Legislative allies of abortion providers in their infinite wisdom decided that, rather than attempt to comply with the spirit and intent of the rule, state general funds ought to be used to replace the federal dollars that those providers voluntarily surrendered with no change in their business model. This translated into a large increase in the “family planning” line of the state budget. Surviving the negotiations on a compromise budget, those costs now shift to lie directly on the shoulders of NH taxpayers. Not only is this unnecessary, it actively encourages abortion providers to maintain their business model of putting abortion ahead of birth control, STI treatment, and cancer screenings on their list of essential services.

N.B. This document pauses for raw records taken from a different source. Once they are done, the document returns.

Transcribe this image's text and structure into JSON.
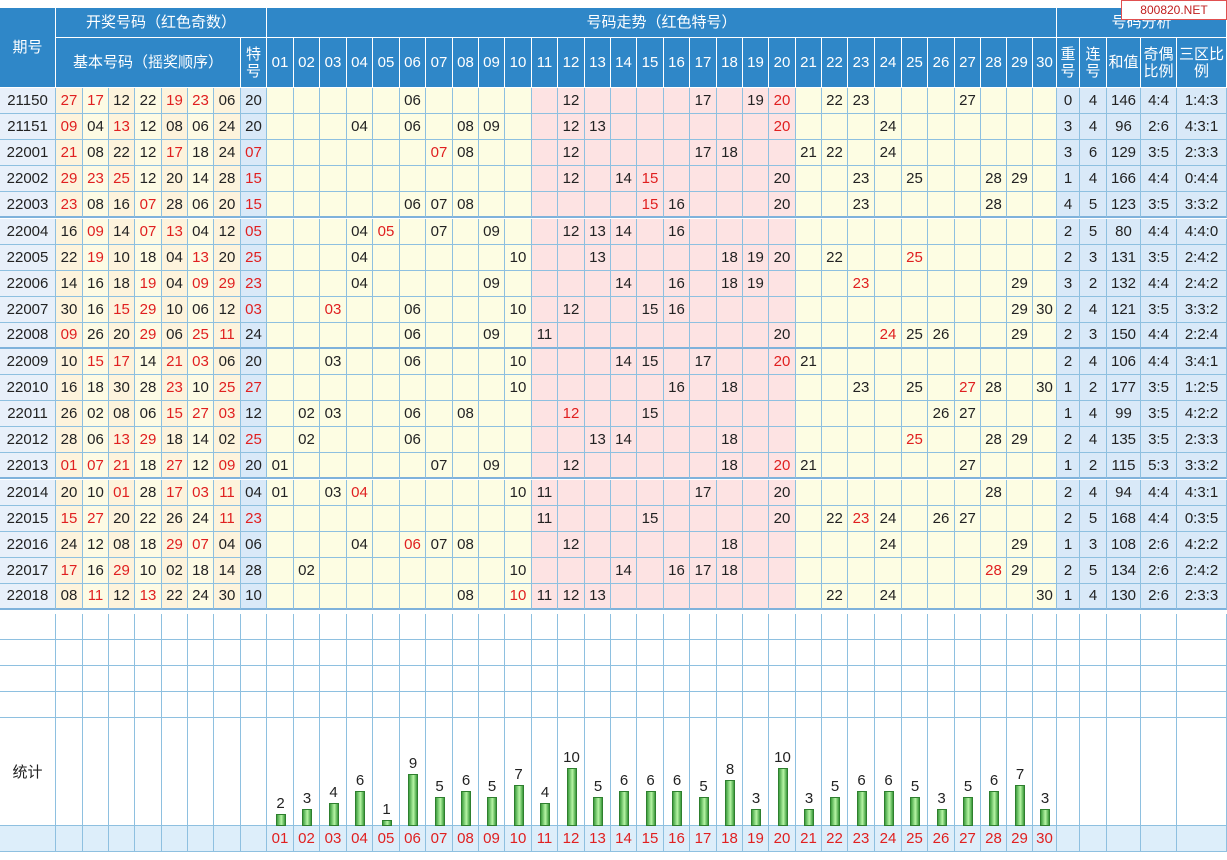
{
  "headers": {
    "period": "期号",
    "draw_group": "开奖号码（红色奇数）",
    "basic_numbers": "基本号码（摇奖顺序）",
    "special": "特号",
    "trend_group": "号码走势（红色特号）",
    "analysis_group": "号码分析",
    "repeat": "重号",
    "consecutive": "连号",
    "sum": "和值",
    "odd_even": "奇偶比例",
    "three_zone": "三区比例",
    "stats": "统计"
  },
  "watermark": "800820.NET",
  "columns": [
    "01",
    "02",
    "03",
    "04",
    "05",
    "06",
    "07",
    "08",
    "09",
    "10",
    "11",
    "12",
    "13",
    "14",
    "15",
    "16",
    "17",
    "18",
    "19",
    "20",
    "21",
    "22",
    "23",
    "24",
    "25",
    "26",
    "27",
    "28",
    "29",
    "30"
  ],
  "chart_data": {
    "type": "bar",
    "title": "",
    "categories": [
      "01",
      "02",
      "03",
      "04",
      "05",
      "06",
      "07",
      "08",
      "09",
      "10",
      "11",
      "12",
      "13",
      "14",
      "15",
      "16",
      "17",
      "18",
      "19",
      "20",
      "21",
      "22",
      "23",
      "24",
      "25",
      "26",
      "27",
      "28",
      "29",
      "30"
    ],
    "values": [
      2,
      3,
      4,
      6,
      1,
      9,
      5,
      6,
      5,
      7,
      4,
      10,
      5,
      6,
      6,
      6,
      5,
      8,
      3,
      10,
      3,
      5,
      6,
      6,
      5,
      3,
      5,
      6,
      7,
      3
    ]
  },
  "rows": [
    {
      "period": "21150",
      "basic": [
        "27",
        "17",
        "12",
        "22",
        "19",
        "23",
        "06"
      ],
      "special": "20",
      "repeat": "0",
      "consec": "4",
      "sum": "146",
      "oe": "4:4",
      "zones": "1:4:3"
    },
    {
      "period": "21151",
      "basic": [
        "09",
        "04",
        "13",
        "12",
        "08",
        "06",
        "24"
      ],
      "special": "20",
      "repeat": "3",
      "consec": "4",
      "sum": "96",
      "oe": "2:6",
      "zones": "4:3:1"
    },
    {
      "period": "22001",
      "basic": [
        "21",
        "08",
        "22",
        "12",
        "17",
        "18",
        "24"
      ],
      "special": "07",
      "repeat": "3",
      "consec": "6",
      "sum": "129",
      "oe": "3:5",
      "zones": "2:3:3"
    },
    {
      "period": "22002",
      "basic": [
        "29",
        "23",
        "25",
        "12",
        "20",
        "14",
        "28"
      ],
      "special": "15",
      "repeat": "1",
      "consec": "4",
      "sum": "166",
      "oe": "4:4",
      "zones": "0:4:4"
    },
    {
      "period": "22003",
      "basic": [
        "23",
        "08",
        "16",
        "07",
        "28",
        "06",
        "20"
      ],
      "special": "15",
      "repeat": "4",
      "consec": "5",
      "sum": "123",
      "oe": "3:5",
      "zones": "3:3:2"
    },
    {
      "period": "22004",
      "basic": [
        "16",
        "09",
        "14",
        "07",
        "13",
        "04",
        "12"
      ],
      "special": "05",
      "repeat": "2",
      "consec": "5",
      "sum": "80",
      "oe": "4:4",
      "zones": "4:4:0"
    },
    {
      "period": "22005",
      "basic": [
        "22",
        "19",
        "10",
        "18",
        "04",
        "13",
        "20"
      ],
      "special": "25",
      "repeat": "2",
      "consec": "3",
      "sum": "131",
      "oe": "3:5",
      "zones": "2:4:2"
    },
    {
      "period": "22006",
      "basic": [
        "14",
        "16",
        "18",
        "19",
        "04",
        "09",
        "29"
      ],
      "special": "23",
      "repeat": "3",
      "consec": "2",
      "sum": "132",
      "oe": "4:4",
      "zones": "2:4:2"
    },
    {
      "period": "22007",
      "basic": [
        "30",
        "16",
        "15",
        "29",
        "10",
        "06",
        "12"
      ],
      "special": "03",
      "repeat": "2",
      "consec": "4",
      "sum": "121",
      "oe": "3:5",
      "zones": "3:3:2"
    },
    {
      "period": "22008",
      "basic": [
        "09",
        "26",
        "20",
        "29",
        "06",
        "25",
        "11"
      ],
      "special": "24",
      "repeat": "2",
      "consec": "3",
      "sum": "150",
      "oe": "4:4",
      "zones": "2:2:4"
    },
    {
      "period": "22009",
      "basic": [
        "10",
        "15",
        "17",
        "14",
        "21",
        "03",
        "06"
      ],
      "special": "20",
      "repeat": "2",
      "consec": "4",
      "sum": "106",
      "oe": "4:4",
      "zones": "3:4:1"
    },
    {
      "period": "22010",
      "basic": [
        "16",
        "18",
        "30",
        "28",
        "23",
        "10",
        "25"
      ],
      "special": "27",
      "repeat": "1",
      "consec": "2",
      "sum": "177",
      "oe": "3:5",
      "zones": "1:2:5"
    },
    {
      "period": "22011",
      "basic": [
        "26",
        "02",
        "08",
        "06",
        "15",
        "27",
        "03"
      ],
      "special": "12",
      "repeat": "1",
      "consec": "4",
      "sum": "99",
      "oe": "3:5",
      "zones": "4:2:2"
    },
    {
      "period": "22012",
      "basic": [
        "28",
        "06",
        "13",
        "29",
        "18",
        "14",
        "02"
      ],
      "special": "25",
      "repeat": "2",
      "consec": "4",
      "sum": "135",
      "oe": "3:5",
      "zones": "2:3:3"
    },
    {
      "period": "22013",
      "basic": [
        "01",
        "07",
        "21",
        "18",
        "27",
        "12",
        "09"
      ],
      "special": "20",
      "repeat": "1",
      "consec": "2",
      "sum": "115",
      "oe": "5:3",
      "zones": "3:3:2"
    },
    {
      "period": "22014",
      "basic": [
        "20",
        "10",
        "01",
        "28",
        "17",
        "03",
        "11"
      ],
      "special": "04",
      "repeat": "2",
      "consec": "4",
      "sum": "94",
      "oe": "4:4",
      "zones": "4:3:1"
    },
    {
      "period": "22015",
      "basic": [
        "15",
        "27",
        "20",
        "22",
        "26",
        "24",
        "11"
      ],
      "special": "23",
      "repeat": "2",
      "consec": "5",
      "sum": "168",
      "oe": "4:4",
      "zones": "0:3:5"
    },
    {
      "period": "22016",
      "basic": [
        "24",
        "12",
        "08",
        "18",
        "29",
        "07",
        "04"
      ],
      "special": "06",
      "repeat": "1",
      "consec": "3",
      "sum": "108",
      "oe": "2:6",
      "zones": "4:2:2"
    },
    {
      "period": "22017",
      "basic": [
        "17",
        "16",
        "29",
        "10",
        "02",
        "18",
        "14"
      ],
      "special": "28",
      "repeat": "2",
      "consec": "5",
      "sum": "134",
      "oe": "2:6",
      "zones": "2:4:2"
    },
    {
      "period": "22018",
      "basic": [
        "08",
        "11",
        "12",
        "13",
        "22",
        "24",
        "30"
      ],
      "special": "10",
      "repeat": "1",
      "consec": "4",
      "sum": "130",
      "oe": "2:6",
      "zones": "2:3:3"
    }
  ]
}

If you’re still unsure of where these funds will actually be used, consider this.  Until it turned its back on Title X, Planned Parenthood of Northern New England (PPNNE) was the state’s largest family planning contractor. As such, it is first in line to benefit the most from the new budget’s unnecessary appropriation. With a campaign finance complaint still pending action by the state attorney general’s office after a year, Planned Parenthood can continue to freely spend taxpayer monies far beyond their intended scope. By giving money to PPNNE to make up for an imaginary “loss” of funds for clinical services, the Governor and legislature are actually funding a 501(c)(3) organization prohibited from political activity that in 2018 transferred over a million dollars to c4 organizations for “grassroots” lobbying and electioneering as well as spending $1.3 million on fundraising (according to PPNNE’s most recent financial statements).

The disparity between funds actually raised for this purpose and what Planned Parenthood spends is eyebrow-raising, not to mention the healthy $12 million PPNNE has in its savings. Why were these facts never mentioned when PPNNE was painting a dire financial picture without Title X?

The taxpayers are the losers here. Part of the original intent of the more than half-century-old Title X program was to keep abortion and family planning absolutely separate. This was a clear acknowledgement that abortion is not health care. It further recognized that taxpayers should not be expected to subsidize, even indirectly, the operations of an abortion provider. New Hampshire has done just the opposite, allowing Planned Parenthood’s fuzzy business model and robust political activism to continue at taxpayer expense.

It’s time to look past the prevailing business model of state family planning providers who want to get state funds while continuing to do abortions and spend money on areas they have no business funding at the taxpayer’s expense. It’s time to listen to the New Hampshire neighbors who want to provide for authentic health care without being forced to violate their own consciences by subsidizing abortion providers. Looking to the future, it’s time to affirm that abortion is not health care. It’s time for the truth and for an honest and accurate review of the state contractors who chose to walk away from Title X,  the real reasons behind their move, and where our money really goes.